The menu hasn't changed much, if at all. The actual menu SIGN hasn't changed at all. The two-inch-thick bullet-proof clear plastic hold-up shield is gone, so maybe Laurel is doing better these days. I couldn't bring myself to order a steak/egg/mushroom/cheese/and onion sub, but they were clearly still available. This is the site of a traumatic incident from the past, a criminal assault by one Ricky Dean Meadows, drunken Redskin fan (and yet another reason I can never -in my heart- root for the Redskins).
Let us set the scene: the night is January 30, 1983. The date is significant to most people as the night the Washington Redskins won their first Super Bowl: the classic final run of John Riggins searing his legend into everyone's skulls and sealing his Hall of Fame selection. It is significant to fewer people as the night that 'Brigadoon' at Toby's Theatre closed. The cast party had ended, the personal belongings had been packed out of the dressing rooms, Mom and I had gathered up Katie from the babysitter's. It was 46 days after her 1st birthday. We decided to stop at Shane's for a sub on the way home.

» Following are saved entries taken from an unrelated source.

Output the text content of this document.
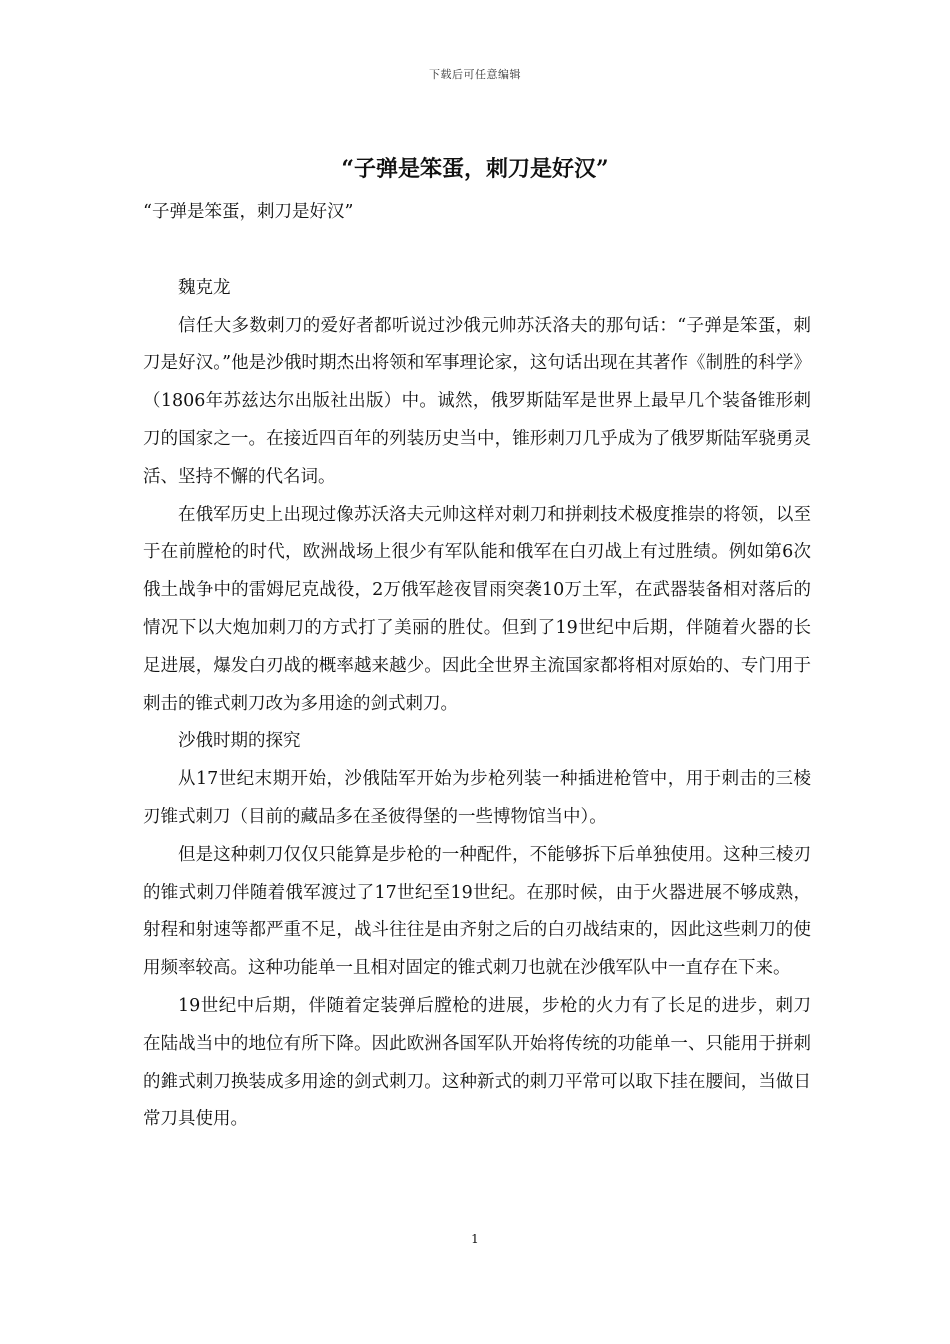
下载后可任意编辑
“子弹是笨蛋，刺刀是好汉”

“子弹是笨蛋，刺刀是好汉”

魏克龙

信任大多数刺刀的爱好者都听说过沙俄元帅苏沃洛夫的那句话：“子弹是笨蛋，刺刀是好汉。”他是沙俄时期杰出将领和军事理论家，这句话出现在其著作《制胜的科学》（1806年苏兹达尔出版社出版）中。诚然，俄罗斯陆军是世界上最早几个装备锥形刺刀的国家之一。在接近四百年的列装历史当中，锥形刺刀几乎成为了俄罗斯陆军骁勇灵活、坚持不懈的代名词。

在俄军历史上出现过像苏沃洛夫元帅这样对刺刀和拼刺技术极度推崇的将领，以至于在前膛枪的时代，欧洲战场上很少有军队能和俄军在白刃战上有过胜绩。例如第6次俄土战争中的雷姆尼克战役，2万俄军趁夜冒雨突袭10万土军，在武器装备相对落后的情况下以大炮加刺刀的方式打了美丽的胜仗。但到了19世纪中后期，伴随着火器的长足进展，爆发白刃战的概率越来越少。因此全世界主流国家都将相对原始的、专门用于刺击的锥式刺刀改为多用途的剑式刺刀。

沙俄时期的探究

从17世纪末期开始，沙俄陆军开始为步枪列装一种插进枪管中，用于刺击的三棱刃锥式刺刀（目前的藏品多在圣彼得堡的一些博物馆当中）。

但是这种刺刀仅仅只能算是步枪的一种配件，不能够拆下后单独使用。这种三棱刃的锥式刺刀伴随着俄军渡过了17世纪至19世纪。在那时候，由于火器进展不够成熟，射程和射速等都严重不足，战斗往往是由齐射之后的白刃战结束的，因此这些刺刀的使用频率较高。这种功能单一且相对固定的锥式刺刀也就在沙俄军队中一直存在下来。

19世纪中后期，伴随着定装弹后膛枪的进展，步枪的火力有了长足的进步，刺刀在陆战当中的地位有所下降。因此欧洲各国军队开始将传统的功能单一、只能用于拼刺的錐式刺刀换装成多用途的剑式刺刀。这种新式的刺刀平常可以取下挂在腰间，当做日常刀具使用。

1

I walked into Shane's to order. A drunken Redskins fan, the aforementioned Ricky Dean Meadows, is loudly and triumphantly ordering random items off the menu. The clerk/chef, a skinny, teen-aged, bespectacled nerdy sort, was trying to cope with what was obviously a lout in the throes of a drunken, brutish, tribal desire for the rapine and pillage that SHOULD come after any victory. If you're of a certain mindset, that is. After yelling triumphantly, then berating the nerd, then forgetting what he ordered and ordering a whole 'nother bunch of random stuff, the Superfan got bored and ambled outside, his various food orders already forgotten. The clerk and I both looked relieved and he settled down to take care of my rather more pedestrian needs. Then his eyes got huge and he gestured behind me: "That guy just hit your car," he said. Then all this happened:
|(The numbered dotted paths refer to the motion of RDM's vehicle)|
As I left Shane's I saw that Ricky had backed out of his parking spot (A) and (1) smashed into the front right fender of The Captain, our 1974 red Pontiac Formula Firebird, parked at (B).
|Just like The Captain|
Ricky hit the back of The Captain, perfectly perpendicular, right on the rear driver's side panel. He then kept gunning it and (5) pushed the turned-off, in-parking-gear, emergency-braked Firebird 180 degrees until it was facing the opposite direction. Mom had to back away at top speed to keep from being run over by her own car. Her legs were bruised from the open door trying to pin her as she backed away in a circle. Ricky then (for the second time) carefully extricated his vehicle from ours, and (6) set off back toward the bowling alley exit. I managed to snag his driver's side door handle as he passed, and he dragged me down the parking lot as I furiously screeched at him and futilely tried to break his window with the soft cast I had on my remaining available hand.
And then every policeman in the world came out of everywhere and surrounded him at (C).